James Yu: That was a biochemical, yeah.
Leslie Ballas: Yeah, sorry. Biochemical not local.
James Yu: Yeah. So yes, even with that, because one of the criticisms that we've had of ourselves for that biochemical failure is that potentially some of those could be PSA bounces, and there are folks who want to look into that already. So until we see that there's actually more proven local failures or more metastatic disease or more clinically relevant failures beyond that biochemical failure, yes, I do feel comfortable doing the NRG-GU005 dose.

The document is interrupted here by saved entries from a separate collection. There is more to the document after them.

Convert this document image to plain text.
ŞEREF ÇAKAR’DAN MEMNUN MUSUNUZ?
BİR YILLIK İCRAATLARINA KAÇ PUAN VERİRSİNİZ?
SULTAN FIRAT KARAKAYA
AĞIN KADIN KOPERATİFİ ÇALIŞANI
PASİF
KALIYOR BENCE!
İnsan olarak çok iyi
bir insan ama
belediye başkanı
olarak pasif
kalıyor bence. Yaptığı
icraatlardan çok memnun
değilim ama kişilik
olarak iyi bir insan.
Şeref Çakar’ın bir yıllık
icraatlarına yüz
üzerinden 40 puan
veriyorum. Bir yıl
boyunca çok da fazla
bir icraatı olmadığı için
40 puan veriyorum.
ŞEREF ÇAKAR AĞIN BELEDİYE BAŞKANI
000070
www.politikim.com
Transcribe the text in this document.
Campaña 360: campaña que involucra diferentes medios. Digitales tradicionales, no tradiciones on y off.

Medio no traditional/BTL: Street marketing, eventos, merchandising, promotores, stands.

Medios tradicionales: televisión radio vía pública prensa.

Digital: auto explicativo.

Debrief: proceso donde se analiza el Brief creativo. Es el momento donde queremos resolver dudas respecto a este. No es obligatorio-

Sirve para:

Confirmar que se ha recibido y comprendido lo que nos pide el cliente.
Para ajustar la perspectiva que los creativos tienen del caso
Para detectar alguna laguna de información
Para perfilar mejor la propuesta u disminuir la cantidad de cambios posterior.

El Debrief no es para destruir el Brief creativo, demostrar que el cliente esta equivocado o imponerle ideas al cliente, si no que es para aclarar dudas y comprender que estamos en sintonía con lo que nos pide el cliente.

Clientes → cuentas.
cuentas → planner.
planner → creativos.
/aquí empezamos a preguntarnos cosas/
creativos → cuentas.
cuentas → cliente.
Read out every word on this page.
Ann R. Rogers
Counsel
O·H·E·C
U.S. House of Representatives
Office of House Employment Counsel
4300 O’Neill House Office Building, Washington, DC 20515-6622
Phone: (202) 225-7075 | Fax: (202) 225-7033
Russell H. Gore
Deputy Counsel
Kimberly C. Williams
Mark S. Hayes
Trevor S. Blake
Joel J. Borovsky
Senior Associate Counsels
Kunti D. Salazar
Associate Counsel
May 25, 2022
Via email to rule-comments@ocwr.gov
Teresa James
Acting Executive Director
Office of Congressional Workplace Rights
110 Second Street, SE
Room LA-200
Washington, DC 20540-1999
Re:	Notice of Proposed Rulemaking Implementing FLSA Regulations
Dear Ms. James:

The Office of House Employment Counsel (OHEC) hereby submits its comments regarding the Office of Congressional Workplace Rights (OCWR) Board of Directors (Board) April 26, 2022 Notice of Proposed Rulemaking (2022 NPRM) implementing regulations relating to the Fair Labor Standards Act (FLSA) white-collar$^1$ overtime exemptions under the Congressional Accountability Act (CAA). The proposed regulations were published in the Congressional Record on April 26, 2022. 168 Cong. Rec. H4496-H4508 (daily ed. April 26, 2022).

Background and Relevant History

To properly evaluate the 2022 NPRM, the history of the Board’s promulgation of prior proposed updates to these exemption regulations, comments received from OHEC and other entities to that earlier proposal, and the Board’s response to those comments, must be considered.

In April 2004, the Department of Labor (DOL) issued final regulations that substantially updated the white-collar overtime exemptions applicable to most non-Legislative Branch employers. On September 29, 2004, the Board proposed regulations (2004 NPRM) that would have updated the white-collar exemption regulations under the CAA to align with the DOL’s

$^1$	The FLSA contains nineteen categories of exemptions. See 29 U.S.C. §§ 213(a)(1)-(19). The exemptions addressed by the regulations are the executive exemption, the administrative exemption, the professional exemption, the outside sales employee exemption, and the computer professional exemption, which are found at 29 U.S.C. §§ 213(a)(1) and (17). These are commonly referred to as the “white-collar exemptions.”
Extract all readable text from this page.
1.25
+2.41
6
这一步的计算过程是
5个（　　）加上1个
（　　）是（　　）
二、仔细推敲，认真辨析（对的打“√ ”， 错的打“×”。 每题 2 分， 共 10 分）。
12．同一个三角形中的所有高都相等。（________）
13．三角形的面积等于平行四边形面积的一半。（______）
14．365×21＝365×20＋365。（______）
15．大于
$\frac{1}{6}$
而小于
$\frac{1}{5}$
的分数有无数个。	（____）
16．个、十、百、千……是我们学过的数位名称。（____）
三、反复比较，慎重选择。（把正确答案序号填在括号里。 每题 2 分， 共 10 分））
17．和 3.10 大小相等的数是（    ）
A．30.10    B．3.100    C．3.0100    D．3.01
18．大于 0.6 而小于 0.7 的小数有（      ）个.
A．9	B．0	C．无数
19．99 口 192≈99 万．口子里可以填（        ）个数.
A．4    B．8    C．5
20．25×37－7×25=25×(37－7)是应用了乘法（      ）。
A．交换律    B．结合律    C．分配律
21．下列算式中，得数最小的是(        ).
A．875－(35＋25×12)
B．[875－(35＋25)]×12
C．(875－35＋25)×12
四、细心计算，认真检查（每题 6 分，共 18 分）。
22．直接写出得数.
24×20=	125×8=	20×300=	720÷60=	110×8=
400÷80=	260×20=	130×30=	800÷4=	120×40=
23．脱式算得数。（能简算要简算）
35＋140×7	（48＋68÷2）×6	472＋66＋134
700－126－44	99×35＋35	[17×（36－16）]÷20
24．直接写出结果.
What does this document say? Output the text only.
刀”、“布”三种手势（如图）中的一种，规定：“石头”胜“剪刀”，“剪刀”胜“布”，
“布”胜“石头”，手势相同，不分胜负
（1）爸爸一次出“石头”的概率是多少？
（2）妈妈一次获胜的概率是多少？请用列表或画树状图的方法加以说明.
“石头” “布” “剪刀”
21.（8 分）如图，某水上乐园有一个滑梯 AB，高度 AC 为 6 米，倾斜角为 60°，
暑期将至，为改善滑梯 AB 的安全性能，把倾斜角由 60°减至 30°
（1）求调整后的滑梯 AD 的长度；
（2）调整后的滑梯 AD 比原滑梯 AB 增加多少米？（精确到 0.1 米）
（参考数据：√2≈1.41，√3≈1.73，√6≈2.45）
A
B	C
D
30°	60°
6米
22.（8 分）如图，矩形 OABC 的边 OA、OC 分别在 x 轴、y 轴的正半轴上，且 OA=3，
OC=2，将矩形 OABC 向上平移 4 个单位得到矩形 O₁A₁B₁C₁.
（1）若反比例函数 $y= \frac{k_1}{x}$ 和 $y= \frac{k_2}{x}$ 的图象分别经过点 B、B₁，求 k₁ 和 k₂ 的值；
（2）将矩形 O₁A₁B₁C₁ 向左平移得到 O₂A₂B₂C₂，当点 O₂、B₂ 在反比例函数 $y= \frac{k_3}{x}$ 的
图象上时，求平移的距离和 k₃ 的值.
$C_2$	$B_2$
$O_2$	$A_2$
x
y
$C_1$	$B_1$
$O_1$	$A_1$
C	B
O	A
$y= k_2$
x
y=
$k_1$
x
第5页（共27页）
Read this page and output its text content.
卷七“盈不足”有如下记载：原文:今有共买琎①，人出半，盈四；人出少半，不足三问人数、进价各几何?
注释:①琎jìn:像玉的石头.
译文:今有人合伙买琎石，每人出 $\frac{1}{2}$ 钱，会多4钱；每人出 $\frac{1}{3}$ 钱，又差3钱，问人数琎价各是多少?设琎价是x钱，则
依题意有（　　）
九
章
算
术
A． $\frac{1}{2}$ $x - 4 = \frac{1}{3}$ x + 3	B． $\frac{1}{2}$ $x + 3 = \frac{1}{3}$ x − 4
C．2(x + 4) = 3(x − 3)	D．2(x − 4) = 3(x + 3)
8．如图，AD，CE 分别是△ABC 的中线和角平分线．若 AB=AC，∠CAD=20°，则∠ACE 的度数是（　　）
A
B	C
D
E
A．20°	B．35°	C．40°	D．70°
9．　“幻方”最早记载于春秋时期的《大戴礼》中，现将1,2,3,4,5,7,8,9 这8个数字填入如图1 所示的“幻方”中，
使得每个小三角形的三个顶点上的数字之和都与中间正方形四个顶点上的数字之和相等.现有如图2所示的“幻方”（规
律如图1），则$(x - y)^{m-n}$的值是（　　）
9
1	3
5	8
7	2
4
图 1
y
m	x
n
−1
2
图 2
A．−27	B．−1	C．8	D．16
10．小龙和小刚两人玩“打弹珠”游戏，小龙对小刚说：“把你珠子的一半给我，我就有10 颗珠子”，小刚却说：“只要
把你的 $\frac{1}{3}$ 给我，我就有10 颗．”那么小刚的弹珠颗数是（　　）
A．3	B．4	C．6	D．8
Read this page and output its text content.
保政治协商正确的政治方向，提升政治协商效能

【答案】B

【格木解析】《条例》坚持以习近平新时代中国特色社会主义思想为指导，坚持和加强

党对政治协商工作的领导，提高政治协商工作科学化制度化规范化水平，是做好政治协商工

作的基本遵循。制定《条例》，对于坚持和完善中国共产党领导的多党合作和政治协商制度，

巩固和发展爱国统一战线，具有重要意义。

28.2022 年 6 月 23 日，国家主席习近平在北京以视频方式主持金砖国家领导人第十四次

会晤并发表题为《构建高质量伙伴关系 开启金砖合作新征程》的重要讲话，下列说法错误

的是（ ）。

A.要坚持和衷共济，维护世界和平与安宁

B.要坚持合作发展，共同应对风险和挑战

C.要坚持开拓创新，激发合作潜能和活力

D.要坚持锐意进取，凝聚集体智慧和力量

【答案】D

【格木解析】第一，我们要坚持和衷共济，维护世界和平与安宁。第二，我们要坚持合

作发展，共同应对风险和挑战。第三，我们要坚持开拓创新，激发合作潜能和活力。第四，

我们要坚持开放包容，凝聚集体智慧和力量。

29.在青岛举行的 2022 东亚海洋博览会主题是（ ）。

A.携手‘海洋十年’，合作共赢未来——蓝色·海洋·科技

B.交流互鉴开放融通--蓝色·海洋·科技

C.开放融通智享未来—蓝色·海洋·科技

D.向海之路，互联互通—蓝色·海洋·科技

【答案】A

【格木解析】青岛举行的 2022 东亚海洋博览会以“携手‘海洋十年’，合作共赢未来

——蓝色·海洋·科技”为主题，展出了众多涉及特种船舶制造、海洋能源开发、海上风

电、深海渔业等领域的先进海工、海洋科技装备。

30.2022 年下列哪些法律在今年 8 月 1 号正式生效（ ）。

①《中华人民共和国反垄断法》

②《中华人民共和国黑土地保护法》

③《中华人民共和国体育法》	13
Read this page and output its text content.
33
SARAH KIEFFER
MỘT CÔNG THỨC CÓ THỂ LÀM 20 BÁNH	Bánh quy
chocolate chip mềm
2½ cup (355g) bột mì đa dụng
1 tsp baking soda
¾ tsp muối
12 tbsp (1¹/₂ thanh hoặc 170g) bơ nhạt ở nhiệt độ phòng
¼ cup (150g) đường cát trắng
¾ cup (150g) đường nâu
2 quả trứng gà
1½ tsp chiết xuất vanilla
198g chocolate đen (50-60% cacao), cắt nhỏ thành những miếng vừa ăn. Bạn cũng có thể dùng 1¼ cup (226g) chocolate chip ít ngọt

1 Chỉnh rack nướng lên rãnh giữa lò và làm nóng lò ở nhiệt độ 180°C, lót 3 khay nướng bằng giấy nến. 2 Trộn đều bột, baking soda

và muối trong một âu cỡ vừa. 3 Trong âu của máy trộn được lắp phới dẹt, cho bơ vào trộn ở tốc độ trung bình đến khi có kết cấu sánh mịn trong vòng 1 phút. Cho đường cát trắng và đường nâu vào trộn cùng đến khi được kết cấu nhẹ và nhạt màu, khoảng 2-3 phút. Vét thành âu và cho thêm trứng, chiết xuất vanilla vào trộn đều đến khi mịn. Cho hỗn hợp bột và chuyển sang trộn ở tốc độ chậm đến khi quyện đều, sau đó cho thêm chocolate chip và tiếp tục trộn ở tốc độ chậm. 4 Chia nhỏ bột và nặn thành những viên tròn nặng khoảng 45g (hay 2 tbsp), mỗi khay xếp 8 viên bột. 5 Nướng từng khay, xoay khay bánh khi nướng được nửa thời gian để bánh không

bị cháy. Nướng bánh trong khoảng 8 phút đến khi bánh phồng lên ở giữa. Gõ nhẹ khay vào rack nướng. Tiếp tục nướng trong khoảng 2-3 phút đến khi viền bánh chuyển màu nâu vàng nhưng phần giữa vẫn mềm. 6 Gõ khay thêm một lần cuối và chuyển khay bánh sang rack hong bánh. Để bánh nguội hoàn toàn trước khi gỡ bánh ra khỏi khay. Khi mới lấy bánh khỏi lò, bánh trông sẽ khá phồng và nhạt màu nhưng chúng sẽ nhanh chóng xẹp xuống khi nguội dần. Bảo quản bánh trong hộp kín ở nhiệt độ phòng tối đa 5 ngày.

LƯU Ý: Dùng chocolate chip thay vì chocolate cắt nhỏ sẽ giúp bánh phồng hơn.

Again, for patients without big dominant lesions or other indications of more aggressive disease, these are the vanilla, favorable intermediate risks that are almost borderline. You could observe them. Some papers, I think suggest some Gleason three plus fours you can observe. So those are the ones that I do a cooler plan on. The majority of patients, though, we do do a hotter plan than GU005.
Leslie Ballas: Again, I just want to say thank you so much for spending time with us to discuss this. It's truly been a pleasure. I always love chatting with you, James, so thank you.
James Yu: Thank you, Leslie. It's always fun chatting with you as well.